Carpio appeared at the hearing on Thursday with his brother-in-law, Vice Mayor Paolo Duterte.
Anderson recalled that, when told a certain “Mans” wanted the alert lifted on the Davao group shipment, she told the BOC employee interceding for it, “I told him I don’t care and told him to leave my office.”
The man, Anderson told senators, just said, “containers ito ng Davao Group.”
Anderson was asked what eventually became of the 60 containers, and she said the last word she got was that the district collector concerned had issued a “WSD” (warrant of seizure and distraint) on the shipments.
Newly named Customs Commissioner Isidro Lapeña was asked by Senator Aquino to trace the fate of those 60 containers and determine for sure if “those shipments entered the country or not.”
Encounter with ‘Kimberly Gamboa Group’
Of the five groups named by Senator Panfilo Lacson in an earlier privilege speech as the known bribe givers or sources of “tara” at Customs, Anderson said she had a brush with at least two: the unnamed BOC employee who claimed to intercede for the Davao group, and Kimberly of the “Kimberly Gamboa group.”

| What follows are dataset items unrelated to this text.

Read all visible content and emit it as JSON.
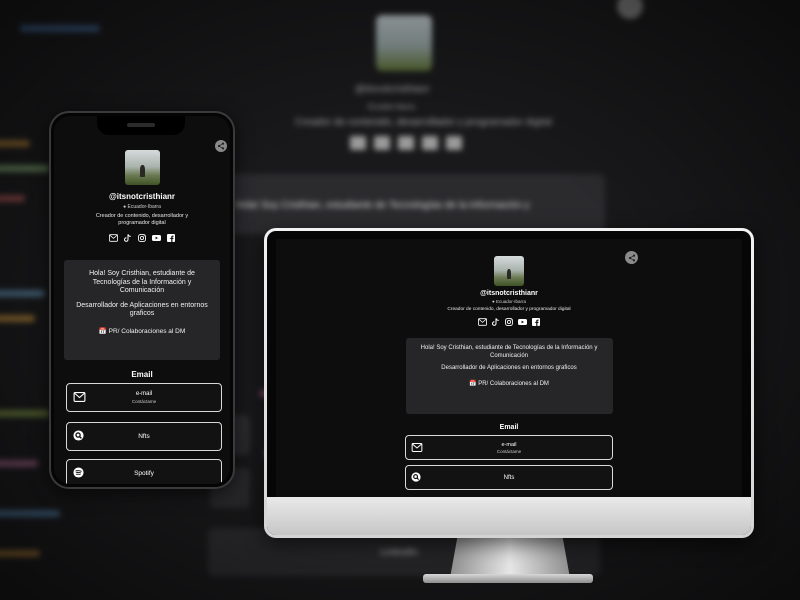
{
  "profile": {
    "handle": "@itsnotcristhianr",
    "location": "Ecuador-Ibarra",
    "bio": "Creador de contenido, desarrollador y programador digital",
    "intro_greeting": "Hola! Soy Cristhian, estudiante de Tecnologías de la Información y Comunicación",
    "intro_dev": "Desarrollador de Aplicaciones en entornos graficos",
    "intro_collab": "PR/ Colaboraciones al DM",
    "collab_emoji": "📅",
    "social_icons": [
      "email-icon",
      "tiktok-icon",
      "instagram-icon",
      "youtube-icon",
      "facebook-icon"
    ]
  },
  "sections": {
    "email_title": "Email"
  },
  "links": {
    "email": {
      "label": "e-mail",
      "sublabel": "Contáctame",
      "icon": "mail-icon"
    },
    "nfts": {
      "label": "Nfts",
      "icon": "opensea-icon"
    },
    "spotify": {
      "label": "Spotify",
      "icon": "spotify-icon"
    }
  },
  "icons": {
    "share": "share-icon",
    "location": "pin-icon"
  },
  "colors": {
    "page_background": "#0d0d0e",
    "intro_card": "#262629",
    "button_border": "#d9d9d9",
    "share_button": "#8a8a8a"
  }
}
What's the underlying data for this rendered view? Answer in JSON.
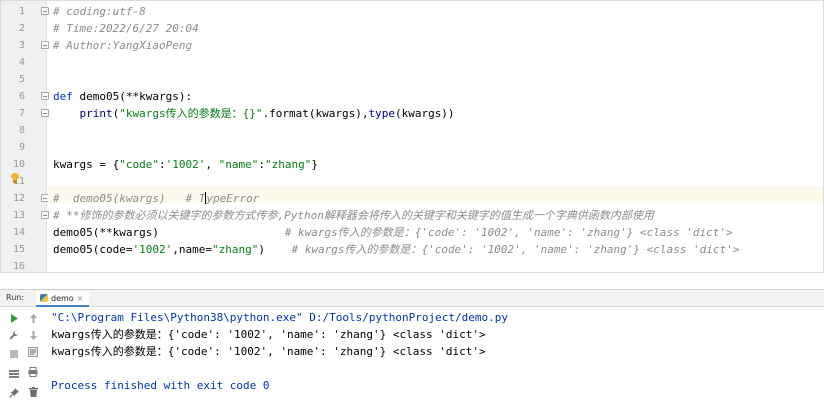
{
  "editor": {
    "line_numbers": [
      "1",
      "2",
      "3",
      "4",
      "5",
      "6",
      "7",
      "8",
      "9",
      "10",
      "11",
      "12",
      "13",
      "14",
      "15",
      "16"
    ],
    "lines": [
      {
        "comment": "# coding:utf-8"
      },
      {
        "comment": "# Time:2022/6/27 20:04"
      },
      {
        "comment": "# Author:YangXiaoPeng"
      },
      {},
      {},
      {
        "kw": "def ",
        "rest": "demo05(**kwargs):"
      },
      {
        "indent": "    ",
        "fn": "print",
        "open": "(",
        "str": "\"kwargs传入的参数是：{}\"",
        "mid": ".format(kwargs),",
        "fn2": "type",
        "tail": "(kwargs))"
      },
      {},
      {},
      {
        "a": "kwargs = {",
        "s1": "\"code\"",
        "b": ":",
        "s2": "'1002'",
        "c": ", ",
        "s3": "\"name\"",
        "d": ":",
        "s4": "\"zhang\"",
        "e": "}"
      },
      {},
      {
        "before": "#  demo05(kwargs)   # T",
        "after": "ypeError"
      },
      {
        "comment": "# **修饰的参数必须以关键字的参数方式传参,Python解释器会将传入的关键字和关键字的值生成一个字典供函数内部使用"
      },
      {
        "code": "demo05(**kwargs)                   ",
        "comment": "# kwargs传入的参数是：{'code': '1002', 'name': 'zhang'} <class 'dict'>"
      },
      {
        "a": "demo05(code=",
        "s1": "'1002'",
        "b": ",name=",
        "s2": "\"zhang\"",
        "c": ")    ",
        "comment": "# kwargs传入的参数是：{'code': '1002', 'name': 'zhang'} <class 'dict'>"
      },
      {}
    ]
  },
  "run": {
    "label": "Run:",
    "tab_label": "demo",
    "tab_close": "×",
    "output": [
      "\"C:\\Program Files\\Python38\\python.exe\" D:/Tools/pythonProject/demo.py",
      "kwargs传入的参数是：{'code': '1002', 'name': 'zhang'} <class 'dict'>",
      "kwargs传入的参数是：{'code': '1002', 'name': 'zhang'} <class 'dict'>",
      "",
      "Process finished with exit code 0"
    ]
  },
  "icons": {
    "run": "play-icon",
    "scroll_up": "arrow-up-icon",
    "settings": "wrench-icon",
    "scroll_down": "arrow-down-icon",
    "stop": "stop-icon",
    "soft_wrap": "soft-wrap-icon",
    "layout": "layout-icon",
    "print": "print-icon",
    "pin": "pin-icon",
    "delete": "trash-icon"
  },
  "colors": {
    "keyword": "#0033b3",
    "string": "#067d17",
    "comment": "#8c8c8c",
    "builtin": "#000080",
    "caret_line": "#fcfaed",
    "tab_underline": "#4083c9"
  }
}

Anderson recalled, “Kimberly was asking for a meeting with the commissioner regarding her shipment of plywood (she later corrected herself and said she was not sure if it was plywood) that was put on hold by the former OIC deputy commissioner on Enforcement Group, Depcom Arnel Alcaraz.”
At that time, Kimberly was trying to meet with the commissioner “to try to explain that her shipment was not alertable, and her shipment was put on hold without an alert order.”
Lapeña was later asked for the book showing employees’ faces, and Anderson was instructed by Blue Ribbon chairman Richard Gordon to later identify the BOC employee who approached her.